Der „gerechte Preis" ist eine fixe Idee der Wirtschaftsethik. Dasselbe gilt für Einkommen. Was ist ein angemessener Preis für geleistete Arbeit? Es gibt bis heute keine ökonomische Theorie der Lohnstruktur, die begründen könnte, weshalb die einen mehr, die anderen weniger verdienen. Arbeitsleid? Bildung? Unersetzbarkeit? Das alles kann nicht erklären, was Josef Ackermann oder Mick Jagger einstreichen. Und also meldet sich der Verdacht: Es gehe bei den Einkommen ungerecht zu.

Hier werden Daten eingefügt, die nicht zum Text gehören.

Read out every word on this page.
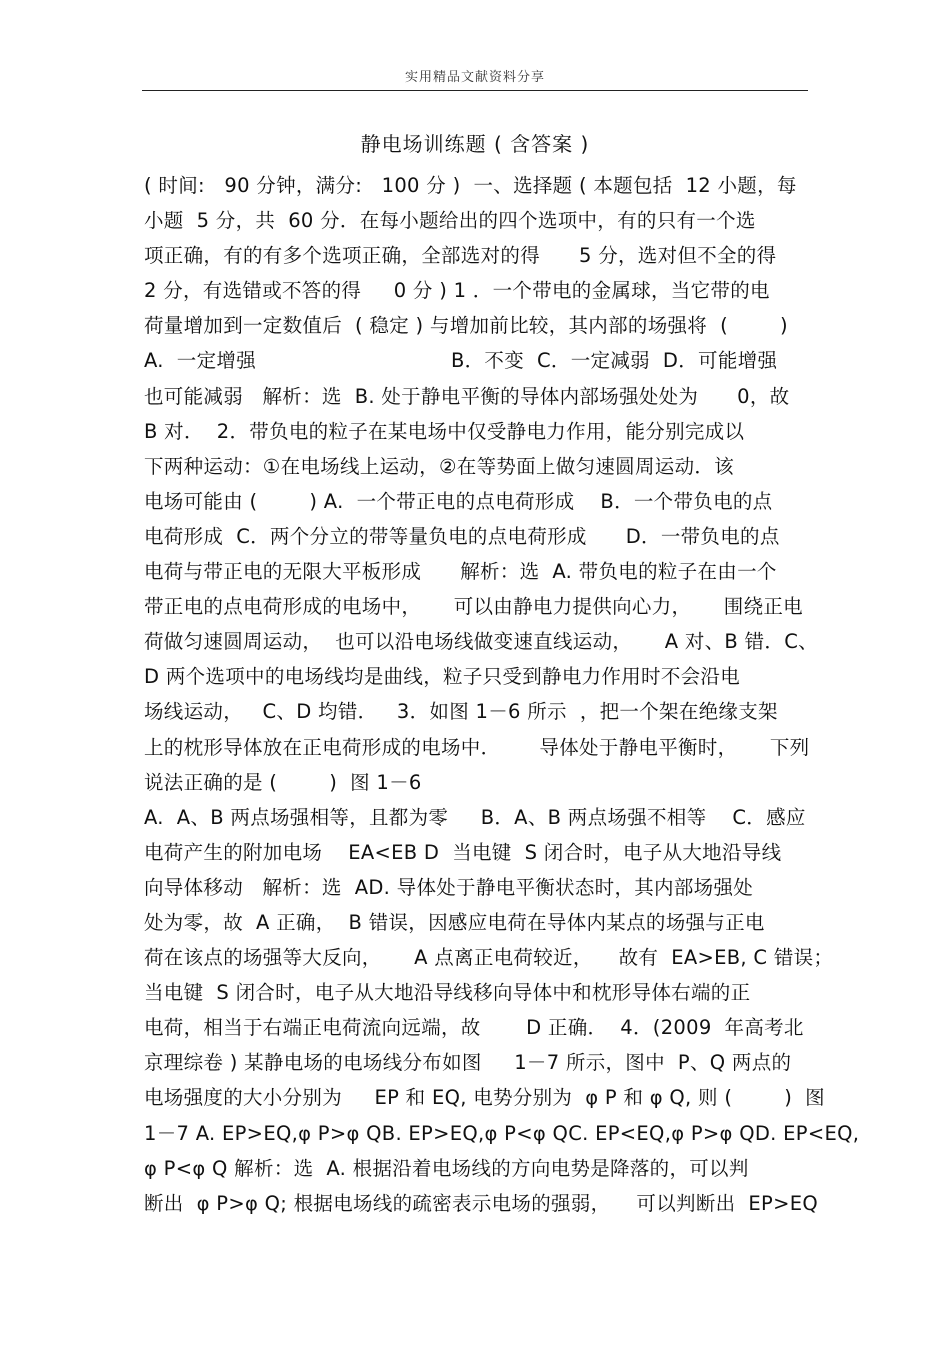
实用精品文献资料分享
静电场训练题 ( 含答案 )
( 时间:   90 分钟，满分:   100 分 )  一、选择题 ( 本题包括  12 小题，每
小题  5 分，共  60 分．在每小题给出的四个选项中，有的只有一个选
项正确，有的有多个选项正确，全部选对的得      5 分，选对但不全的得
2 分，有选错或不答的得     0 分 ) 1 ．一个带电的金属球，当它带的电
荷量增加到一定数值后  ( 稳定 ) 与增加前比较，其内部的场强将  (        )
A.  一定增强                              B．不变  C．一定减弱  D．可能增强
也可能减弱   解析：选  B. 处于静电平衡的导体内部场强处处为      0，故
B 对．  2．带负电的粒子在某电场中仅受静电力作用，能分别完成以
下两种运动：①在电场线上运动，②在等势面上做匀速圆周运动．该
电场可能由 (        ) A.  一个带正电的点电荷形成    B．一个带负电的点
电荷形成  C．两个分立的带等量负电的点电荷形成      D．一带负电的点
电荷与带正电的无限大平板形成      解析：选  A. 带负电的粒子在由一个
带正电的点电荷形成的电场中，     可以由静电力提供向心力，     围绕正电
荷做匀速圆周运动，  也可以沿电场线做变速直线运动，     A 对、B 错．C、
D 两个选项中的电场线均是曲线，粒子只受到静电力作用时不会沿电
场线运动，   C、D 均错．   3．如图 1－6 所示  ，把一个架在绝缘支架
上的枕形导体放在正电荷形成的电场中．      导体处于静电平衡时，     下列
说法正确的是 (        )  图 1－6
A.  A、B 两点场强相等，且都为零     B．A、B 两点场强不相等    C．感应
电荷产生的附加电场    EA<EB D  当电键  S 闭合时，电子从大地沿导线
向导体移动   解析：选  AD. 导体处于静电平衡状态时，其内部场强处
处为零，故  A 正确，  B 错误，因感应电荷在导体内某点的场强与正电
荷在该点的场强等大反向，     A 点离正电荷较近，    故有  EA>EB, C 错误；
当电键  S 闭合时，电子从大地沿导线移向导体中和枕形导体右端的正
电荷，相当于右端正电荷流向远端，故       D 正确．  4．(2009  年高考北
京理综卷 ) 某静电场的电场线分布如图     1－7 所示，图中  P、Q 两点的
电场强度的大小分别为     EP 和 EQ, 电势分别为  φ P 和 φ Q, 则 (        )  图
1－7 A. EP>EQ,φ P>φ QB. EP>EQ,φ P<φ QC. EP<EQ,φ P>φ QD. EP<EQ,
φ P<φ Q 解析：选  A. 根据沿着电场线的方向电势是降落的，可以判
断出  φ P>φ Q; 根据电场线的疏密表示电场的强弱，    可以判断出  EP>EQ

Die Soziologen Thomas Hinz (Konstanz) und Stefan Liebig (Bielefeld) haben zusammen mit Mitarbeitern eine Studie zur Einkommensgerechtigkeit in Deutschland vorgelegt. Sie kommt zunächst zu den üblichen Ergebnissen: Die Einkommen sind stark ungleich, die Steuersätze mäßigen das, im Trend nimmt die Ungleichheit aber seit den neunziger Jahren trotzdem zu.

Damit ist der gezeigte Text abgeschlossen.